Alan Stummer
Research Lab Technologist


Dual µWave EOM Driver

Block diagram

I am curious who uses what.  Are these webpages a waste of time, or are they any help to others?  Are the circuits, software and utilities appearing in other labs?  Please send your comments or suggestions or what you have used (or not) or schematics of your version or pictures or anything!  Email me, or be creative and send a postcard! I want to hear from the vacuum! Links

NOTICE: This webpage and associated files is provided for reference only.  This is not a kit site!  It is a collection of my work here at the University of Toronto in the Physics department. If you are considering using any schematics, designs, or anything else from here then be warned that you had better know something of what you are about to do.  No design is guaranteed in any way, including workable schematic, board layout, HDL code, embedded software, user software, component selection, documentation, webpages, or anything.

All that said, if it says here it works then for me it worked. To make the project work may have involved undocumented additions, changes, deletions, tweaks, tunings, alterations, modifications, adjustments, waving of a wand while wearing a pointy black hat, appeals to electron deities and just plain doing whatever it takes to make the project work.


Started for Amir Feizpour in Aephraim's lab.  Two commonly studied hyperfine transitions occur at 6.834682612GHz (Rb87) and 3.03257GHz (Rb85), give or take a few Hz.  This project generates the drive signal for an EOM (ElectroOptical Modulator) to generate optical sidebands on a laser at either frequency. Each frequency has its own VCO (Voltage Controlled Oscillator) but share the other components.

How It Works

Refer to the above block diagram.  Only the 6.8GHz or 3.0GHz VCO is powered up at any one time.  For the 6.8GHz path, a VCO, a Z-Comm CRO6835Z, generates the microwave RF at 6.835GHz.  The RF is selected by a Minicircuits ZX10-2-722 2:1 splitter/combiner then split by another  ZX10-2-722 2:1 splitter/combiner.  One arm of that second splitter/combiner goes to the RF output amplifier.  The other arm, used for frequency locking, is first dived by 3 by a Hittite HMC437MS8G to 2.278GHz then into the PLL.  The PLL is an Analog Devices ADF4007 (eval board).  It divides the 2.278GHz further by 64 to 35.60MHz.  A DDS (Direct Digital Synthesis), such as the General Purpose DDS project, generates a reference frequency at about 71.20MHz for the PLL.  The PLL first divides that by 2 to 35.60MHz then adjusts the VCO frequency to lock it to this reference.  With the VCO locked, the 6.835GHz from the second combiner/splitter is amplified first by a Minicircuits TB-410-84+ (eval board for GVA-84+) then by a Hittite HCM870LC5 17.5dB 24dBm amplifier with a Minicircuit ZX85-12G bias-tee hanging off the output.  Finally, the output may pass through bandpass and/or high or low pass filters before driving the EOM.  Note that all of the components are on evaluation boards or connectorized modules so that this is a plug-and-play job for us with one 15V/1A wall wart and an assortment of POL LDO regulators.

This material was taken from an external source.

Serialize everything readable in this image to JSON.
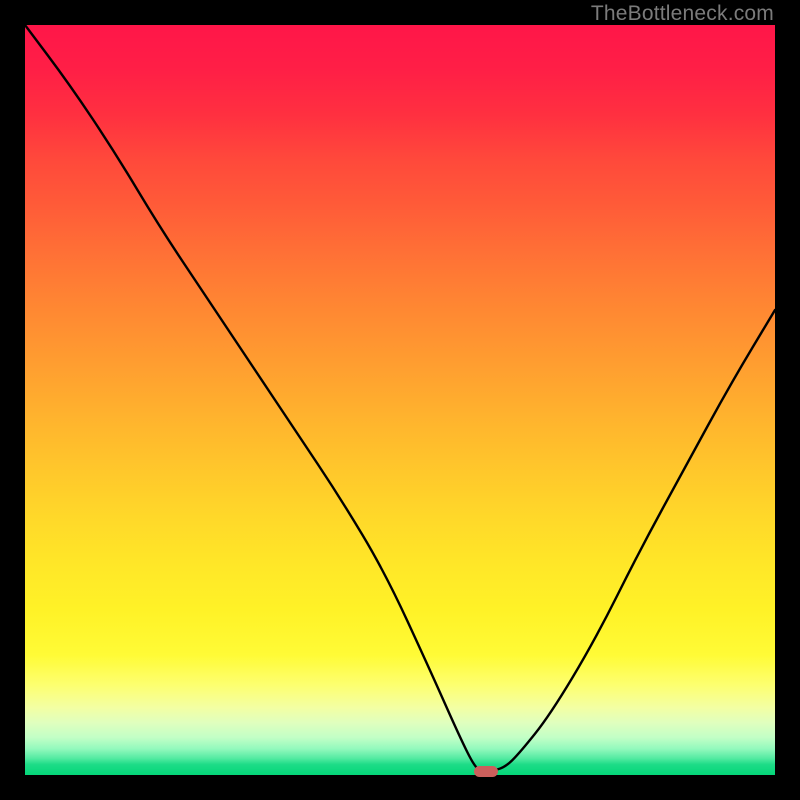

The loop bandwidth is 8KHz with 50° phase margin.  Although very low bandwidth, this centres the VCO's linewithout attempting to narrow it.  It also allows enough bandwidth for sweeping.  The loop bandwidth may be changed if it is too slow in future.  The General Purpose DDS is used for the frequency reference.

For the 3GHz path, the 3GHz VCO (TBD) generates the microwave RF at 3.025GHz.  After splitting and dividing by 3, it is at 1.01GHz before feeding back into the PLL.  Otherwise, the 3GHz path is the same as the 6.8GHz path.  Measured power output at 3.02GHz is adjustable between +15.1dBm (Vdd = +2.5V) and +21.3dBm (Vdd = +7.5V).